Akabinde kapatıldığı iddia edildi. Ancak ‘Genç Muvahhidler’ 2016’da kömür, 2017’de ise erzak dağıttı, 2018’de kamuya açık alanda iftar verdi. Bugün de Antep’te faaliyetlerini sürdürüyor. Bir dergisi var. ‘Okuyucuları’ ile buluşturmaya devam ediyor.

Polat Ailesi Antep’in bilinen IŞİD’e müzahir ailelerinden. Genç Muvahhidler Derneği’nin Başkanı, ‘Aytaç Polat’ olarak görünüyor. Polat, 2000’li yıllardan itibaren el-Kaide içinde. Sayısız kez gözaltına alındı, 3 kez tutuklandı. Afganistan, Pakistan, Suriye’yi tavaf etti. ‘Türk Taliban’ olarak biliniyor.

Çok sayıda dosyada ismi var. Birini aktaralım. 2016’da, Antep Savcılığı’nın, Antep 2. Ağır Ceza Mahkemesi’ne gönderdiği dosyada adı, Ankara Katliamı sanıkları ile geçiyor. Eski el-Kaide üyesi olarak tanımlanıyor. Dosya konusu sanıkların, Antep’te ormanlık alanda kamuflajlı eğitim yapmaları.

Yine Yunus Durmaz’ın kurduğu Ahsen Der de Genç Muvahhidler Derneği’ne bağlı olarak faaliyetlerini sürdürüyor. IŞİD’in amblemini kullanıyor. İnternetten yayın yapıyor. Son sayıdaki başlıklardan biri: Savaş Farz kılındı! Siyah bir zemindeki kalaşnikof fotoğrafının üstünde yazıyor.

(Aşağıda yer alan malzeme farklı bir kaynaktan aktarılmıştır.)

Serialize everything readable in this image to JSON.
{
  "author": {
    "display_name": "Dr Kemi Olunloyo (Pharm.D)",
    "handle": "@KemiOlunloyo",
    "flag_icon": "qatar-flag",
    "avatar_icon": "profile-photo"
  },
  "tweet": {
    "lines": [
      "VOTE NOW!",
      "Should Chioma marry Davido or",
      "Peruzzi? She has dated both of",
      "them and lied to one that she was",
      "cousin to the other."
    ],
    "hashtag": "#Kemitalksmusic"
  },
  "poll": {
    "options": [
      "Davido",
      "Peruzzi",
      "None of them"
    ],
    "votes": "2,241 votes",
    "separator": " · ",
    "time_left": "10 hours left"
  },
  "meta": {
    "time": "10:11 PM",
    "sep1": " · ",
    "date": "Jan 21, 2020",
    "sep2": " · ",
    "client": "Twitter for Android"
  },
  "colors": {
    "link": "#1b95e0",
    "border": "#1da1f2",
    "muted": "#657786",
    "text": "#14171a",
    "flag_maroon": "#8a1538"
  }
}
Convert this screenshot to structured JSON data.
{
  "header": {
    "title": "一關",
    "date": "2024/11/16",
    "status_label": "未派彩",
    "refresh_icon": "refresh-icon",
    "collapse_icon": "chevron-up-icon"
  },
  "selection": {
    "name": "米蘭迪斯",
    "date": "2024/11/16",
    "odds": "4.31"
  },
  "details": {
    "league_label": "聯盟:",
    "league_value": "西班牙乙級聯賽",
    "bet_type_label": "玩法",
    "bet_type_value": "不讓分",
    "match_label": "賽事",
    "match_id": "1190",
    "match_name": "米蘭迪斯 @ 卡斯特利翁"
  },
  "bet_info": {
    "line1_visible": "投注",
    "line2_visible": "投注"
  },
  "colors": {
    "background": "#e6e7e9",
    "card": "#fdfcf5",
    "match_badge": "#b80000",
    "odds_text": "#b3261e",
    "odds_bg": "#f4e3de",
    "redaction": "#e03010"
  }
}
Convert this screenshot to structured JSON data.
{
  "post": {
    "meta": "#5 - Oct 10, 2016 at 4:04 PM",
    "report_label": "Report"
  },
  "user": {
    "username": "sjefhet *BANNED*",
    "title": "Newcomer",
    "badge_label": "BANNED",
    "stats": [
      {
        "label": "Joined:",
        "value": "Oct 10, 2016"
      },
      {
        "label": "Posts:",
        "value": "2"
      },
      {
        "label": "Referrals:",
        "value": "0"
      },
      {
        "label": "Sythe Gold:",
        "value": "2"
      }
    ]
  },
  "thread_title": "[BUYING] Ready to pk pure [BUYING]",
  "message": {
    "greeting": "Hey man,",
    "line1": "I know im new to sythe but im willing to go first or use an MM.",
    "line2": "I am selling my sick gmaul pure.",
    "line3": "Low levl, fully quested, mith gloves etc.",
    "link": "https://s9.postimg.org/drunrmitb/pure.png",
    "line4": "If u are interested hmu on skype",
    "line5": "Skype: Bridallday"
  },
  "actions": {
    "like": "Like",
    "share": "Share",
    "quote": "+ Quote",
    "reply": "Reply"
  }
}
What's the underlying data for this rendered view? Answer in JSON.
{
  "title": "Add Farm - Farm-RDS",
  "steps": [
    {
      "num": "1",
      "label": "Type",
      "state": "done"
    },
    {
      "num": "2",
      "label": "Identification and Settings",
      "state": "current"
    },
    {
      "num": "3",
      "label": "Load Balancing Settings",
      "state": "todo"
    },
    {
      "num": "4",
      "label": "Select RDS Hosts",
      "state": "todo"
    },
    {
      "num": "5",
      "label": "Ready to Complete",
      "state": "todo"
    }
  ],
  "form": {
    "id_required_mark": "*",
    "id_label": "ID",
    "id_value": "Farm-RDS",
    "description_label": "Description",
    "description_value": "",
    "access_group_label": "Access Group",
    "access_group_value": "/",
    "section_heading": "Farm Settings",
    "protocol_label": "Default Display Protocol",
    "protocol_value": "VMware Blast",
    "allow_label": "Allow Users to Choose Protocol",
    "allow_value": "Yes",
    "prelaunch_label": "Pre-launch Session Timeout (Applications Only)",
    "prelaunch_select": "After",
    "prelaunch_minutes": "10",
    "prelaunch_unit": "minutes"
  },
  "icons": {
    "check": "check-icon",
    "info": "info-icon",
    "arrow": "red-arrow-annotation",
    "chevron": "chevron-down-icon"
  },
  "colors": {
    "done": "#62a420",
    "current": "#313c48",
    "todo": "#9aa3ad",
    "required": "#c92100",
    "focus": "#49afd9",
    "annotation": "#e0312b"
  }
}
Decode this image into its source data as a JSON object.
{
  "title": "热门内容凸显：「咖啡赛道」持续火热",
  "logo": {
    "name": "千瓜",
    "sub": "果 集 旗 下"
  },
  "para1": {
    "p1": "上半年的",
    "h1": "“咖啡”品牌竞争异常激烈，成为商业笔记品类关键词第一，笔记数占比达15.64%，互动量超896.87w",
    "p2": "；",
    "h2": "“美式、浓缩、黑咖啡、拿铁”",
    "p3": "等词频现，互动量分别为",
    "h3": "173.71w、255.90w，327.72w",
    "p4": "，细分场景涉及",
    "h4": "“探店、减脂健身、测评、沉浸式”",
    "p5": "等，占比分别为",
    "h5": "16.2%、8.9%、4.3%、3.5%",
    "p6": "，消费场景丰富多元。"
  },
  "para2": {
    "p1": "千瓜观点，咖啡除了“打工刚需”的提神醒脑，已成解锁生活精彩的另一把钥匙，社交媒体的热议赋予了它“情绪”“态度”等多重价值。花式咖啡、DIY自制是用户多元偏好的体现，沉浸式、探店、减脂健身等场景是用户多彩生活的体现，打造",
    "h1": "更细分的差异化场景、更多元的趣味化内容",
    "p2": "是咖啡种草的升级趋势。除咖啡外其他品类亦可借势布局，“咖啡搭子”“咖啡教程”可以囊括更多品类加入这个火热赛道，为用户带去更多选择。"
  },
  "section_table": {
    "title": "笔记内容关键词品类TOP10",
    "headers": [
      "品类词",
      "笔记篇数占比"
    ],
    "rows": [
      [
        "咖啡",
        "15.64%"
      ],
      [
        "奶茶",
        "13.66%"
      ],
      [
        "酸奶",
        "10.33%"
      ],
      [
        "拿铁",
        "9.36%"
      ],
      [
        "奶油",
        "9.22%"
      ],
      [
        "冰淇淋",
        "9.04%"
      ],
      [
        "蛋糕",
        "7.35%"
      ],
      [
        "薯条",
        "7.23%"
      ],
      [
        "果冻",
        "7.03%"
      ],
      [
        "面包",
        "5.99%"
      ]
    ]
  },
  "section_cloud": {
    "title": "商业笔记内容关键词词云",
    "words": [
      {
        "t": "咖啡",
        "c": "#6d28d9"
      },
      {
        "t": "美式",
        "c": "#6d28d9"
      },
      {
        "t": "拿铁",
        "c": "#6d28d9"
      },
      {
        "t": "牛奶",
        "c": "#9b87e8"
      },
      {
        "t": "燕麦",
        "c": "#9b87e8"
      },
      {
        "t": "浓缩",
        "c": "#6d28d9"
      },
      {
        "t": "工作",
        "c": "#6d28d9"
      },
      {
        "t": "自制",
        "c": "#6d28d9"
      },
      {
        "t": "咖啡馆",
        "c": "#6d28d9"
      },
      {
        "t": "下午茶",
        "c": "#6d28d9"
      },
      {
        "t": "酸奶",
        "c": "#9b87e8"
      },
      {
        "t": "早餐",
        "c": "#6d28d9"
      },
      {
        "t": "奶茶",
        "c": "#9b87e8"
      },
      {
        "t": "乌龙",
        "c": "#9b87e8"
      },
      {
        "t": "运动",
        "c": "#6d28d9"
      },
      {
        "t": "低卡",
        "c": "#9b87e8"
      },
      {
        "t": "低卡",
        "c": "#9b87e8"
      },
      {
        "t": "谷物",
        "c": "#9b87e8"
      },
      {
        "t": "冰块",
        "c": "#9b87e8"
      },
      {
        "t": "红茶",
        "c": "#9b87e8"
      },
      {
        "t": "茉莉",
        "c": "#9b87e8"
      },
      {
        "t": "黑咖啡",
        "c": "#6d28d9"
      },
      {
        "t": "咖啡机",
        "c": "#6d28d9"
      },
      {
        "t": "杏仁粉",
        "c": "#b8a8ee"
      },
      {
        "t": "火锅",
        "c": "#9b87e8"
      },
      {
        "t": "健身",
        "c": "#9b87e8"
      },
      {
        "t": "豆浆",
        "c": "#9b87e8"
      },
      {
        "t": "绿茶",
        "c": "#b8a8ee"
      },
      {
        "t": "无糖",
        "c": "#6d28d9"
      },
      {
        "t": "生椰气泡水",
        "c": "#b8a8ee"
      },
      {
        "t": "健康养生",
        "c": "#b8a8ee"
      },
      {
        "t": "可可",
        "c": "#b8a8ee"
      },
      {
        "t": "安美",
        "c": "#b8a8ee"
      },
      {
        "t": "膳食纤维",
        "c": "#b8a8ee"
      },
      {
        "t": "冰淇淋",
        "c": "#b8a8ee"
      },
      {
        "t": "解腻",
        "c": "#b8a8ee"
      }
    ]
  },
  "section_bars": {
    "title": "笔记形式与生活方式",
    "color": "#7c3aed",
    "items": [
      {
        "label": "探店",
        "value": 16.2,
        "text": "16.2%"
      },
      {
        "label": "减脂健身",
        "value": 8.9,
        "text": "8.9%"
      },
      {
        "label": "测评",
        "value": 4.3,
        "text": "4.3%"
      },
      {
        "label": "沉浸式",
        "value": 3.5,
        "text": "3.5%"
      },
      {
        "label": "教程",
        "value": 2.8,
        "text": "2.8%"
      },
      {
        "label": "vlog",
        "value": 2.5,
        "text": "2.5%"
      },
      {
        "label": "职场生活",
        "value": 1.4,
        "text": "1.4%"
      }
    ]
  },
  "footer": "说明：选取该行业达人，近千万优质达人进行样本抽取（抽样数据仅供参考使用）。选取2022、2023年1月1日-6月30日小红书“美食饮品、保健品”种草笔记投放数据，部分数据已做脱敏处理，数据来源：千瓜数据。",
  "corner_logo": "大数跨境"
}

Selefiler cirit atıyor. Cübbeli Ahmet’in ifadelerindeki eksiği tamamlayalım: Onları kimse görmüyor. Körlüğün nedenini bir kez daha başa dönerek anlamak mümkün. Başka işler var. Bu nedenle ‘böylesine önemsiz’ konulara vakit kalmıyor.